In 1995, Carlsbad Caverns was proclaimed a UNESCO World Heritage site. Approximately two-thirds of the park land is designated wilderness space to protect the natural habitat surrounding the cave system.
Know Before You Go
- The entrance to Carlsbad Caverns National Park is located on US Highway 62/180, approximately 18 miles southwest of Carlsbad, New Mexico and 25 miles from Guadalupe Mountains National Park across the Texas state line.
- The Carlsbad Caverns Visitor Center, restaurant, and gift shop, are located at 727 Carlsbad Caverns Highway, Carlsbad, New Mexico 88220 in Eddy County.
- From September through May, Visitor Center hours are 8:00 am to 5:00 pm. You may hike into the cavern from 8:30 am to 2:30 pm and the last time to hike out of the cavern is 3:30 pm so you’re out of the cavern completely by 4:30 pm. Elevator service into the cavern runs from 8:30 am to 3:30 pm and the last elevator out of the cavern is at 4:30 pm.
- From the end of May (Memorial Day) through August (Labor Day), Visitor Center hours are 8:00 am to 7:00 pm. You may hike into the cavern from 8:30 am to 3:30 pm and the last time to hike out of the cavern is 5:00 pm so you’re out of the cavern completely by 6:00 pm. Elevator service into the cavern runs from 8:30 am to 5:00 pm and the last elevator out of the cavern is at 6:30 pm.
- The Visitor Center and all caverns are closed on Thanksgiving Day, Christmas Day, and New Year’s Day.
- The Guadalupe Mountain range is home to both Carlsbad Caverns National Park and Guadalupe Mountains National Park.
- All visitors who enter Carlsbad Cavern are required to purchase an entrance ticket, which is good for three days. Admission fees are $12/adult ages 16+ and free for children ages 15 and under. The park also offers free admission days on Martin Luther King Jr. Day, the first day of National Park Week, National Public Lands Day, and Veterans Day.
- The 1.25 mile Natural Entrance Trail and the 1.5 mile Big Room Trail are self-guided, which means you can explore at your own pace.
- Carlsbad Caverns National Park offers numerous ranger-guided cave tours into areas along the Big Room and Natural Entrance trails that are not open for exploring on your own. Tours require an additional fee on top of park admission, availability is limited, and reservations are highly recommended. Children under the age of 4 are not permitted on any ranger-guided tours. Other age limits apply depending on the tour.
- View the Carlsbad Caverns Map.
- During Visitor Center hours, the Carlsbad Caverns Trading Company restaurant sells grab-and-go sandwiches, salads, yogurt, and snacks, as well as hot sandwiches, tacos, burritos, and fresh salads. A variety of bottled, fountain, and hot drinks are also available. The Underground Lunchroom also has a light snack bar.
- Picnic tables are located at the east end of the Visitor Center parking lot and at the Rattlesnake Springs Picnic Area, about 15 miles from the Visitor Center.
- Tripod photography is welcome at Carlsbad Caverns, but not on guided tours.

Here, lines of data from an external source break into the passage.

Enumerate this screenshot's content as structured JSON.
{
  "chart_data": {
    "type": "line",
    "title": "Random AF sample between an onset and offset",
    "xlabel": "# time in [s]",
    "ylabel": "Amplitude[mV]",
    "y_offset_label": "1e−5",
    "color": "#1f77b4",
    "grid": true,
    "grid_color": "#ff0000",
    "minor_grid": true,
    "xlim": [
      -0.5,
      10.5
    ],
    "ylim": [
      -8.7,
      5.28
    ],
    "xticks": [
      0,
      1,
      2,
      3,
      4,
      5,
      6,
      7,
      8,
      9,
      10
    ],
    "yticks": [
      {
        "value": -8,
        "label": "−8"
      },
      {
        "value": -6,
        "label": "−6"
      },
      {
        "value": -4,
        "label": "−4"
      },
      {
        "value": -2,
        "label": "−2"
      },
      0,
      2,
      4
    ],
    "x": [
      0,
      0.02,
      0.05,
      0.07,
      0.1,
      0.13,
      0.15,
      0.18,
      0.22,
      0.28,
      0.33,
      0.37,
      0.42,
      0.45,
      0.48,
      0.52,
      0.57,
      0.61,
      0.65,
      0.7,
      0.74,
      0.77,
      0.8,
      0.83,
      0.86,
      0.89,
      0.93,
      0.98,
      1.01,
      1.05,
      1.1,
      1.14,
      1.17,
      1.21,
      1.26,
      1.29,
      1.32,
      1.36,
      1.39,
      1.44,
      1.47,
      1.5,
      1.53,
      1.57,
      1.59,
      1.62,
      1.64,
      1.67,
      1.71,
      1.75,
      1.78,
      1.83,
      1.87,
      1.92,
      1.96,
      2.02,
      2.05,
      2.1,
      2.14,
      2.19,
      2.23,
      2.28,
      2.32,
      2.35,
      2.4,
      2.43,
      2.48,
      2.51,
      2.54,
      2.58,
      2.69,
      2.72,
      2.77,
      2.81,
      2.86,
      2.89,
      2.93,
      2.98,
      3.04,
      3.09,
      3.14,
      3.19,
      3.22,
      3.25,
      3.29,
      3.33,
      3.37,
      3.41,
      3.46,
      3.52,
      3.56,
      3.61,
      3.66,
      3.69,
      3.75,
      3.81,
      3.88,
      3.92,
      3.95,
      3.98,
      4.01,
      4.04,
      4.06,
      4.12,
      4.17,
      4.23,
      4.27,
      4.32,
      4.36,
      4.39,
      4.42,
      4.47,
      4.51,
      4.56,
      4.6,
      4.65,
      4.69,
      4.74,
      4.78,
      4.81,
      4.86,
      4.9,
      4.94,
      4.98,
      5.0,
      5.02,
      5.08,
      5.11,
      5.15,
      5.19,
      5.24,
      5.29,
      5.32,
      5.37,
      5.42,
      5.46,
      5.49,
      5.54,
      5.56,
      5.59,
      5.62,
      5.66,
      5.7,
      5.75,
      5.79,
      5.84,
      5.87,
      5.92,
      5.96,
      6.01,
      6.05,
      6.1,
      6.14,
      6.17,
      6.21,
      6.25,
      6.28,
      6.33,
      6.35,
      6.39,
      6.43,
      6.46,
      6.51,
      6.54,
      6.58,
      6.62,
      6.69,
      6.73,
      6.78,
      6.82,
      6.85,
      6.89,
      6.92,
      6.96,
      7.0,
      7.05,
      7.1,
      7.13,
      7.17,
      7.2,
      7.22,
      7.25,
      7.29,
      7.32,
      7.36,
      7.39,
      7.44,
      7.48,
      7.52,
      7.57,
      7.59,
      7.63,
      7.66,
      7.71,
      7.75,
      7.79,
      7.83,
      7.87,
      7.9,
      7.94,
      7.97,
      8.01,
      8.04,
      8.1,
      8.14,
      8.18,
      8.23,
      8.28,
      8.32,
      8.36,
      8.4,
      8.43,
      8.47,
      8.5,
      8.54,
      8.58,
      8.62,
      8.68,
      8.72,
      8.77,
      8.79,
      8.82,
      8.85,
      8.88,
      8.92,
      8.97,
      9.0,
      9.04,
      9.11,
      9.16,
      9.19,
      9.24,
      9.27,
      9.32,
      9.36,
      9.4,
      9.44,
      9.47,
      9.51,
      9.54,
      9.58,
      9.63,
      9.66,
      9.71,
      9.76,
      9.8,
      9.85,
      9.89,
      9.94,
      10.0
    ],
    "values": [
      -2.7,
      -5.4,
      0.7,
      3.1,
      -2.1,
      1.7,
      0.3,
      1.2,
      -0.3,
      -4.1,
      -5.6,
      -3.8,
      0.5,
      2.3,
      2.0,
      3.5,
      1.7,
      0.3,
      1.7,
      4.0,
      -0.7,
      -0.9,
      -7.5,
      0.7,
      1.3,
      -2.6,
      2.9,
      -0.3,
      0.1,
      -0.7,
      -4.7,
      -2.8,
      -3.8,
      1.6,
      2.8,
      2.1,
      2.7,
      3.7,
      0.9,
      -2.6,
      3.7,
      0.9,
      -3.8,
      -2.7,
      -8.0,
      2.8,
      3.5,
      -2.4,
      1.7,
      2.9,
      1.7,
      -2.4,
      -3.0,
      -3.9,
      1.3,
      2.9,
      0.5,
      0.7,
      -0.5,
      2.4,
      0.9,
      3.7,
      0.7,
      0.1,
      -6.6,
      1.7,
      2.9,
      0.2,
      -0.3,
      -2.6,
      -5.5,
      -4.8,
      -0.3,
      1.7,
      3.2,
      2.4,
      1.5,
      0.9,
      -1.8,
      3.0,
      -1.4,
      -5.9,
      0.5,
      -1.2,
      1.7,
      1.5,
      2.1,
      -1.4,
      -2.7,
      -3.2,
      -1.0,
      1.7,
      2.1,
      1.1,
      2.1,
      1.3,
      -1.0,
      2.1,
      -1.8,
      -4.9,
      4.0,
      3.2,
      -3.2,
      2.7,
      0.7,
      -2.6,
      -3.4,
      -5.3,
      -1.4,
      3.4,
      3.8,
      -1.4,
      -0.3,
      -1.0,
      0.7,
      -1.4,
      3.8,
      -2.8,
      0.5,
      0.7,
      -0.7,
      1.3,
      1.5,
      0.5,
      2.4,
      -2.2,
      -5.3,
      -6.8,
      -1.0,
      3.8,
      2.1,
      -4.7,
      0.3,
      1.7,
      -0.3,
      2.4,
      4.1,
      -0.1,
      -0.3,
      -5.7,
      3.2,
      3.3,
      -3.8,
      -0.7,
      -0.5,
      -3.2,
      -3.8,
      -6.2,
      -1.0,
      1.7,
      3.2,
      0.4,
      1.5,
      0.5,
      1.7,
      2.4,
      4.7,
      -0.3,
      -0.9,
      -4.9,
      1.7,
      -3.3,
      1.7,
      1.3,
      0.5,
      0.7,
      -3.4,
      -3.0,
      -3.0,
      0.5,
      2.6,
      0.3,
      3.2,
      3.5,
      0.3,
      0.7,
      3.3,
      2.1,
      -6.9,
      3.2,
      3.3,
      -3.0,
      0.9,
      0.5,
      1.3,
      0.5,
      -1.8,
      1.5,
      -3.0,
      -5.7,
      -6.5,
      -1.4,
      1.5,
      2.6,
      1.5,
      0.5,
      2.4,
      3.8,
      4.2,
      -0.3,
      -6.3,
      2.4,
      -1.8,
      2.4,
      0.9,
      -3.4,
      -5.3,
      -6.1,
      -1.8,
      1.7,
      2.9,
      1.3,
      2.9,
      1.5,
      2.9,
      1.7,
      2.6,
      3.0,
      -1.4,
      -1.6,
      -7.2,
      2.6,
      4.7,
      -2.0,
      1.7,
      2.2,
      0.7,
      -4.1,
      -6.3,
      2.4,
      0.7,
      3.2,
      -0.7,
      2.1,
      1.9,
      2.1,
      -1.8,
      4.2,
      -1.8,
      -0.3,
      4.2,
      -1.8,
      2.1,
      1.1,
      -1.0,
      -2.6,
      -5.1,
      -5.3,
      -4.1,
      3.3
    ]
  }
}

- Carlsbad Caverns has two entries in the National Register of Historic Places — the Rattlesnake Springs Historic District above ground and the Cavern Historic District below ground. It was designated an UNESCO World Heritage Site in 1995.
- Almost half-a-million bats across 17 species live inside Carlsbad Caverns.
- Carlsbad Caverns National Park offers no overnight lodging or campgrounds. Consider camping at Guadalupe Mountains National Park campground only 40 minutes away in Texas.
- Be sure to wear comfortable walking shoes and consider bringing a light jacket or sweater as the year-round temperature in the cave is 56ºF. You can bring a flashlight or headlamp, you don’t need to because the cavern is lit. Plain water is also allowed.
- Dogs that are trained to do work or perform tasks for people with disabilities are permitted in the Bat Flight Amphitheater and the Big Room, and on the Natural Entrance trail and the King’s Palace tour.